Wednesday, September 01, 2010

Scott Horton on Obama's authoritarian "war on whistleblowers"

Human rights attorney Scott Horton reminds us in Obama's War on Whistleblowers No Comment 08/31/2010 that in this regard, the Obama administration really is worse from a liberal and human-rights viewpoint than Bush. That may be partially because in the Valerie Plame case, his administration was using leaks to discredit Joseph Wilson's revelations about his Iraq War lies. But Horton writes:

As a young lawyer, Obama represented a whistleblower; as a presidential candidate, he pledged to "strengthen whistleblower laws to protect federal workers who expose waste, fraud, and abuse of authority in government." But as president, Obama has unleashed the most aggressive assault on whistleblowers Washington has ever seen—surpassing even George W. Bush. The latest example comes in a remarkable prosecution of Steven Kim, a well-known scholar of North Korea’s nuclear program.

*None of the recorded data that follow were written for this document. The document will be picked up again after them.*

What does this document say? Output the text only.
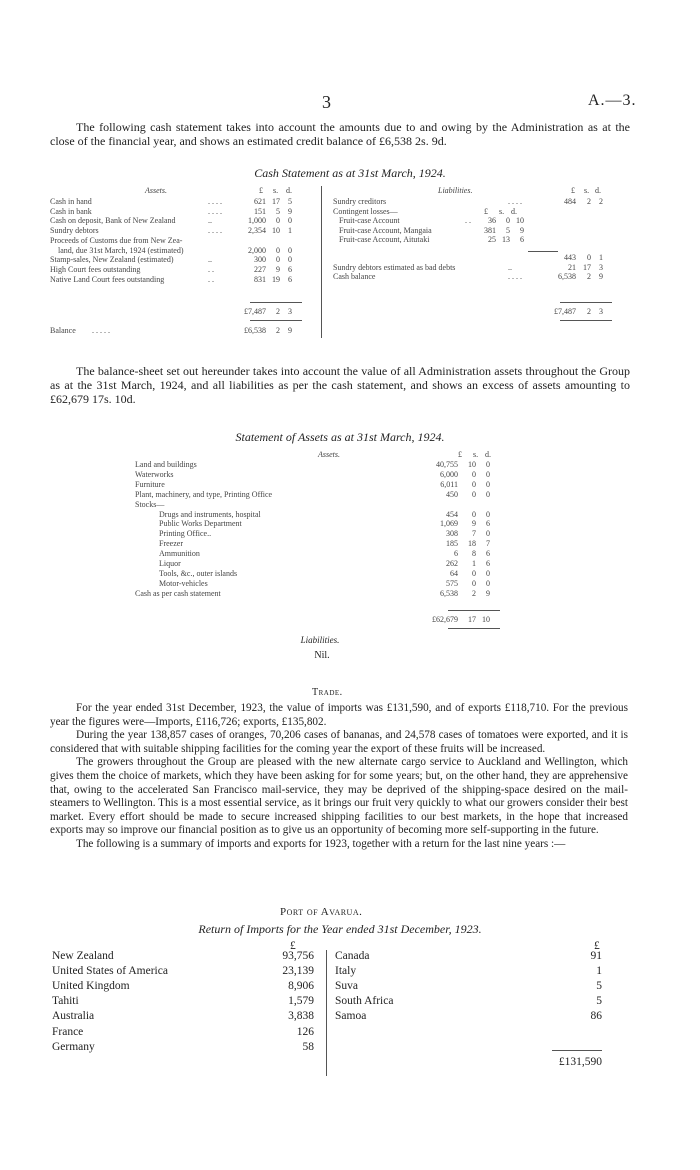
3	A.—3.
The following cash statement takes into account the amounts due to and owing by the Administration as at the close of the financial year, and shows an estimated credit balance of £6,538 2s. 9d.
Cash Statement as at 31st March, 1924.
Assets.	Liabilities.
£ s. d.	£ s. d.
Cash in hand	. . . .	621 17	5
Cash in bank	. . . .	151	5	9
Cash on deposit, Bank of New Zealand	..	1,000	0	0
Sundry debtors	. . . .	2,354 10	1
Proceeds of Customs due from New Zea-
land, due 31st March, 1924 (estimated)	2,000	0	0
Stamp-sales, New Zealand (estimated)	..	300	0	0
High Court fees outstanding	. .	227	9	6
Native Land Court fees outstanding	. .	831 19	6
£7,487	2	3
Balance . . . . .	£6,538	2	9
Sundry creditors	. . . .	484	2	2
Contingent losses—	£ s. d.
Fruit-case Account	. .	36	0 10
Fruit-case Account, Mangaia	381	5	9
Fruit-case Account, Aitutaki	25 13	6
443	0	1
Sundry debtors estimated as bad debts	..	21 17	3
Cash balance	. . . .	6,538	2	9
£7,487	2	3
The balance-sheet set out hereunder takes into account the value of all Administration assets throughout the Group as at the 31st March, 1924, and all liabilities as per the cash statement, and shows an excess of assets amounting to £62,679 17s. 10d.
Statement of Assets as at 31st March, 1924.
Assets.	£ s. d.
Land and buildings	40,755	10	0
Waterworks	6,000	0	0
Furniture	6,011	0	0
Plant, machinery, and type, Printing Office	450	0	0
Stocks—
Drugs and instruments, hospital	454	0	0
Public Works Department	1,069	9	6
Printing Office..	308	7	0
Freezer	185	18	7
Ammunition	6	8	6
Liquor	262	1	6
Tools, &c., outer islands	64	0	0
Motor-vehicles	575	0	0
Cash as per cash statement	6,538	2	9
£62,679	17 10
Liabilities.
Nil.
Trade.
For the year ended 31st December, 1923, the value of imports was £131,590, and of exports £118,710. For the previous year the figures were—Imports, £116,726; exports, £135,802.
During the year 138,857 cases of oranges, 70,206 cases of bananas, and 24,578 cases of tomatoes were exported, and it is considered that with suitable shipping facilities for the coming year the export of these fruits will be increased.
The growers throughout the Group are pleased with the new alternate cargo service to Auckland and Wellington, which gives them the choice of markets, which they have been asking for for some years; but, on the other hand, they are apprehensive that, owing to the accelerated San Francisco mail-service, they may be deprived of the shipping-space desired on the mail-steamers to Wellington. This is a most essential service, as it brings our fruit very quickly to what our growers consider their best market. Every effort should be made to secure increased shipping facilities to our best markets, in the hope that increased exports may so improve our financial position as to give us an opportunity of becoming more self-supporting in the future.
The following is a summary of imports and exports for 1923, together with a return for the last nine years :—
Port of Avarua.
Return of Imports for the Year ended 31st December, 1923.
£	£
New Zealand	93,756
United States of America	23,139
United Kingdom	8,906
Tahiti	1,579
Australia	3,838
France	126
Germany	58
Canada	91
Italy	1
Suva	5
South Africa	5
Samoa	86
£131,590
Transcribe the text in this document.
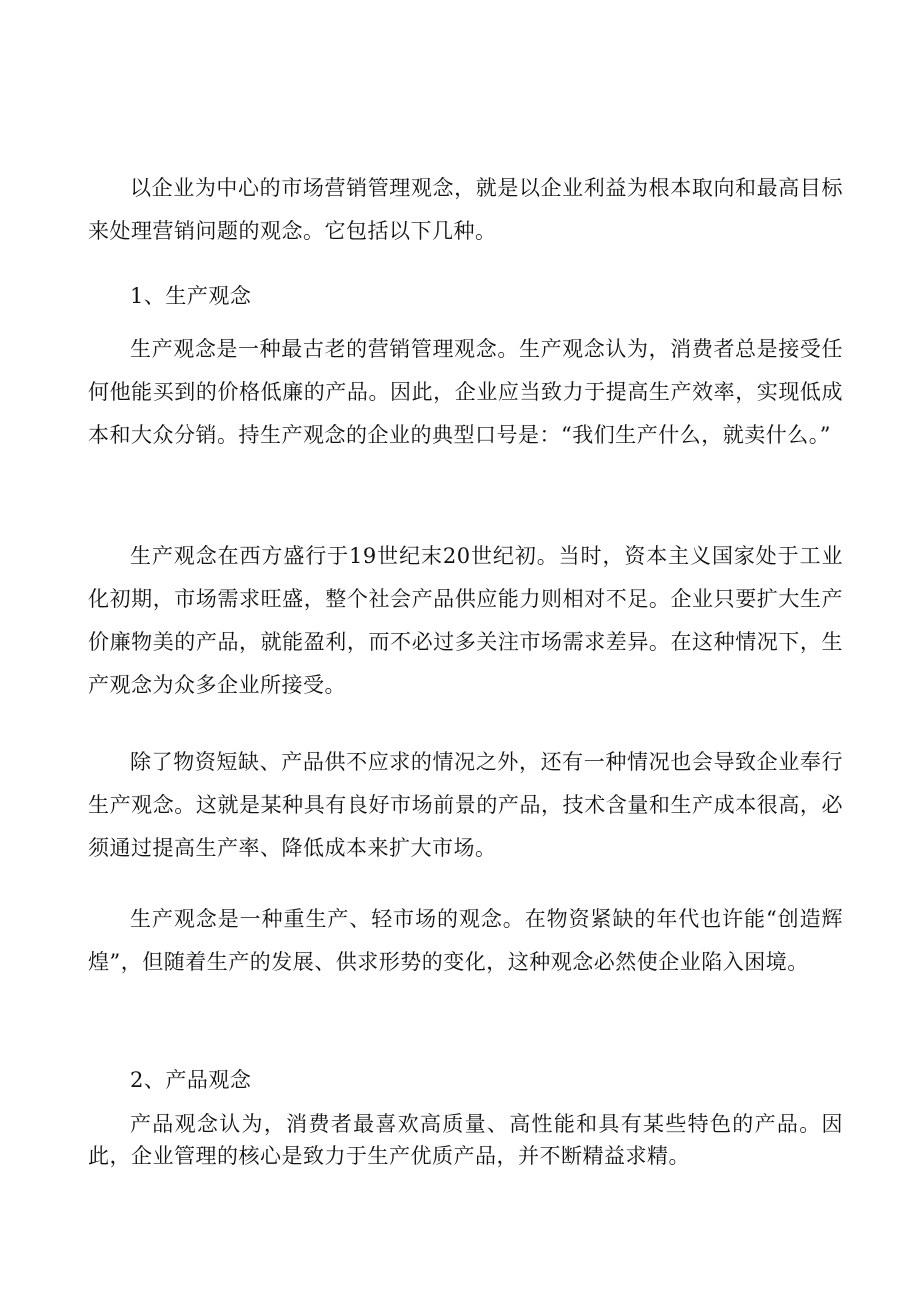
以企业为中心的市场营销管理观念，就是以企业利益为根本取向和最高目标来处理营销问题的观念。它包括以下几种。

1、生产观念

生产观念是一种最古老的营销管理观念。生产观念认为，消费者总是接受任何他能买到的价格低廉的产品。因此，企业应当致力于提高生产效率，实现低成本和大众分销。持生产观念的企业的典型口号是：“我们生产什么，就卖什么。”

生产观念在西方盛行于19世纪末20世纪初。当时，资本主义国家处于工业化初期，市场需求旺盛，整个社会产品供应能力则相对不足。企业只要扩大生产价廉物美的产品，就能盈利，而不必过多关注市场需求差异。在这种情况下，生产观念为众多企业所接受。

除了物资短缺、产品供不应求的情况之外，还有一种情况也会导致企业奉行生产观念。这就是某种具有良好市场前景的产品，技术含量和生产成本很高，必须通过提高生产率、降低成本来扩大市场。

生产观念是一种重生产、轻市场的观念。在物资紧缺的年代也许能“创造辉煌”，但随着生产的发展、供求形势的变化，这种观念必然使企业陷入困境。

2、产品观念

产品观念认为，消费者最喜欢高质量、高性能和具有某些特色的产品。因此，企业管理的核心是致力于生产优质产品，并不断精益求精。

Like most area experts at the top of the game, Kim does consulting for the State Department. He works for Lawrence Livermore Labs and was on secondment to the State Department at the time of the events in question. Now, however, Kim finds himself under indictment by the Justice Department. His crime? He spoke to Fox News about how the North Koreans were likely to react to proposed sanction measures. Former prosecutor and Johns Hopkins professor Ruth Wedgwood says that the Fox News report "contains completely unremarkable observations about what a country would do if it was sanctioned for its poor behavior. These kinds of observations were well known to anyone paying attention to public sources and ought not be the basis for making someone a federal felon." I couldn’t agree more. [my emphasis]
The Democratic base and the general public should hold Obama accountable to live up to his campaign promise on this. So should the media, but for most of them in the US, that's almost laughable to expect.